New substances are being constantly produced and used, and also ending up in the groundwater and surface water used for the production of drinking water. This regularly raises questions about their potential negative impact on human health. In order to understand the risks presented by contaminants of emerging concern (CECs) in drinking water and its sources, KWR researchers Annemarie van Wezel, Kirsten Baken and Rosa Sjerps conducted a toxicological risk assessment. The resulting scientific paper they wrote, together with former KWR researcher Merijn Schriks of Vitens, has been published in the prestigious journal Environment International.
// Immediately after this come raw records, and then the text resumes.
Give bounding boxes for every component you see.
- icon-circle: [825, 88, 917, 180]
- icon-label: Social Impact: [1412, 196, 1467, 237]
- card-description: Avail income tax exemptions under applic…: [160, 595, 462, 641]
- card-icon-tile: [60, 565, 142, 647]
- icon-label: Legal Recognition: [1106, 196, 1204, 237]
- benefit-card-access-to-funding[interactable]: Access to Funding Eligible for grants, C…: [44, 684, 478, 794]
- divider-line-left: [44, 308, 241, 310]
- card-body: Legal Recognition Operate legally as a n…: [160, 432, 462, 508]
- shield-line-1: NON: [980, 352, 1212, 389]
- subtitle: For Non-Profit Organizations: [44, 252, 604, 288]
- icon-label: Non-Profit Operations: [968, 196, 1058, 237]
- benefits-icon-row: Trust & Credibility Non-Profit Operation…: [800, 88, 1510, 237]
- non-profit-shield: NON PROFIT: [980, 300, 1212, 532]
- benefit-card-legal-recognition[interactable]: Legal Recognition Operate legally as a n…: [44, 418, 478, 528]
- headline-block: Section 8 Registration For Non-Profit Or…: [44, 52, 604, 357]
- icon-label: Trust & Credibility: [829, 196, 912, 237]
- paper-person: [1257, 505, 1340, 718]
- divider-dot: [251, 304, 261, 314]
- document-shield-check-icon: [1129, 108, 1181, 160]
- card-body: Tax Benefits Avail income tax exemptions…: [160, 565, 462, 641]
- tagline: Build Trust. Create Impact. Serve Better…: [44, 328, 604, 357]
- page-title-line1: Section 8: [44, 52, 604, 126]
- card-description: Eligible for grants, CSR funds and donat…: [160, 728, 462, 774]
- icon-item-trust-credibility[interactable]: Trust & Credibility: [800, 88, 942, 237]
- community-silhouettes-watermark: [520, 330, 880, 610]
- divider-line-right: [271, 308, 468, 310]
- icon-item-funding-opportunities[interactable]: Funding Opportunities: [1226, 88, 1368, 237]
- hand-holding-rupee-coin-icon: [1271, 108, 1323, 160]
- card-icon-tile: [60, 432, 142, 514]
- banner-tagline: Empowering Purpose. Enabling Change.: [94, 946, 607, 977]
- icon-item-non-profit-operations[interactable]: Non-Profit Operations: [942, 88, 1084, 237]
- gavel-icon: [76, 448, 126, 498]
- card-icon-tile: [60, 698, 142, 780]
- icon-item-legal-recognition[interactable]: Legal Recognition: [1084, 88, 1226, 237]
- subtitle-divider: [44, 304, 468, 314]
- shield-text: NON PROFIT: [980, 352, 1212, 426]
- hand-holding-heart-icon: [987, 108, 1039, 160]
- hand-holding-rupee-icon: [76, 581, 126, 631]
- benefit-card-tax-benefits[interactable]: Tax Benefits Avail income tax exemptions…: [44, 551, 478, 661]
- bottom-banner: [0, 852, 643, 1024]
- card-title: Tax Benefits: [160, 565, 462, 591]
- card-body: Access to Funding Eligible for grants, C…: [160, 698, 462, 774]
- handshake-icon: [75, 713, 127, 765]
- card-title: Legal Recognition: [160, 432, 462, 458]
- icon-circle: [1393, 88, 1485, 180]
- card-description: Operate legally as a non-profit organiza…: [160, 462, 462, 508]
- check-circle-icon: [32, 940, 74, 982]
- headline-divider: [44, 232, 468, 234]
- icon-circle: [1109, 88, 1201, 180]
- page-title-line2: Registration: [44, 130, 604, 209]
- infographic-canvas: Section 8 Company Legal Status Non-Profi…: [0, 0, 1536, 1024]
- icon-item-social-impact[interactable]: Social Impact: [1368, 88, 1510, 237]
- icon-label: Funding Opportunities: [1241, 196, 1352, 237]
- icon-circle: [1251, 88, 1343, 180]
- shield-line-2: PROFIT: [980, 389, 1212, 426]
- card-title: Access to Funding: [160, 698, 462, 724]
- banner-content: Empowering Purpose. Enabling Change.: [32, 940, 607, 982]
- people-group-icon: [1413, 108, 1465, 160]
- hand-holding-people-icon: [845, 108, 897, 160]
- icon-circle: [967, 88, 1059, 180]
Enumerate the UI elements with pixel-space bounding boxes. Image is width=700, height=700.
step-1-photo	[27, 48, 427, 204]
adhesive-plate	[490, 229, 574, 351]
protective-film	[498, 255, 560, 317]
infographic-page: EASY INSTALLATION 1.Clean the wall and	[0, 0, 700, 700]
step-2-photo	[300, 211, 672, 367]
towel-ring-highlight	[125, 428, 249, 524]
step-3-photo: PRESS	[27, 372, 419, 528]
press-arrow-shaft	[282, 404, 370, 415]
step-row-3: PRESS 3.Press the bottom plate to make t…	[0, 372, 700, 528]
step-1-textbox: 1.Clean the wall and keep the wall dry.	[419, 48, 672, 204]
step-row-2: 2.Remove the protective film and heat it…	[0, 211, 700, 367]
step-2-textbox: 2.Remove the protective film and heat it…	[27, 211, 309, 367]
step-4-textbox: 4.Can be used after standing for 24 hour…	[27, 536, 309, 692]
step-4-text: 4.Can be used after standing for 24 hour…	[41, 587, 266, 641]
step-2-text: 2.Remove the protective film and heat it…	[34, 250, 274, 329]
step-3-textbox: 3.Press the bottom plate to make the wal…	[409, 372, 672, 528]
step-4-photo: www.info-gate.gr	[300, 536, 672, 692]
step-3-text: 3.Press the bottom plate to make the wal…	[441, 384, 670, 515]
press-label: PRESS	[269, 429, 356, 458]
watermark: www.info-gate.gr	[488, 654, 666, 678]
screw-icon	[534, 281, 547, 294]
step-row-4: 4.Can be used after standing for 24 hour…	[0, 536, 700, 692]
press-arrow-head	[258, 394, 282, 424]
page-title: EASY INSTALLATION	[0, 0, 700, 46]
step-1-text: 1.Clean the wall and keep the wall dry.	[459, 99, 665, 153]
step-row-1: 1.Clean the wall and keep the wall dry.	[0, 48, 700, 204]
Collection of measurement data and toxicological information
The researchers collected measurement data from drinking water and drinking water sources throughout the Netherlands, and then compared them with health-based guideline values. In the many instances where these guideline values did not exist, ‘provisional guideline values’ were derived on the basis of recent toxicity data on the detected substances.
Protection through high safety margins
The researchers selected 163 drinking-water relevant CECs that occur in drinking water, groundwater and/or surface water. There was sufficient toxicological information available for 142 CECs, which allowed for the derivation of (provisional) guideline values for them in drinking water.
Whenever such information did not exist, a precautionary generic approach – the Threshold of Toxicological Concern (TTC) – was taken for an initial rough screening of the risk. The available TTC levels, derived for food and based on an older toxicological dataset, provide sufficient protection regarding the relevant substances in drinking water.
A great majority of the substances did not occur in concentrations that individually present a human health risk. This applies to the average and to the maximum concentrations measured in both drinking water and in the sources used; the safety margins are generally high. But for a very limited number of substances, a health risk could not be excluded a priori, so that the researchers recommend that these be subjected to supplementary monitoring.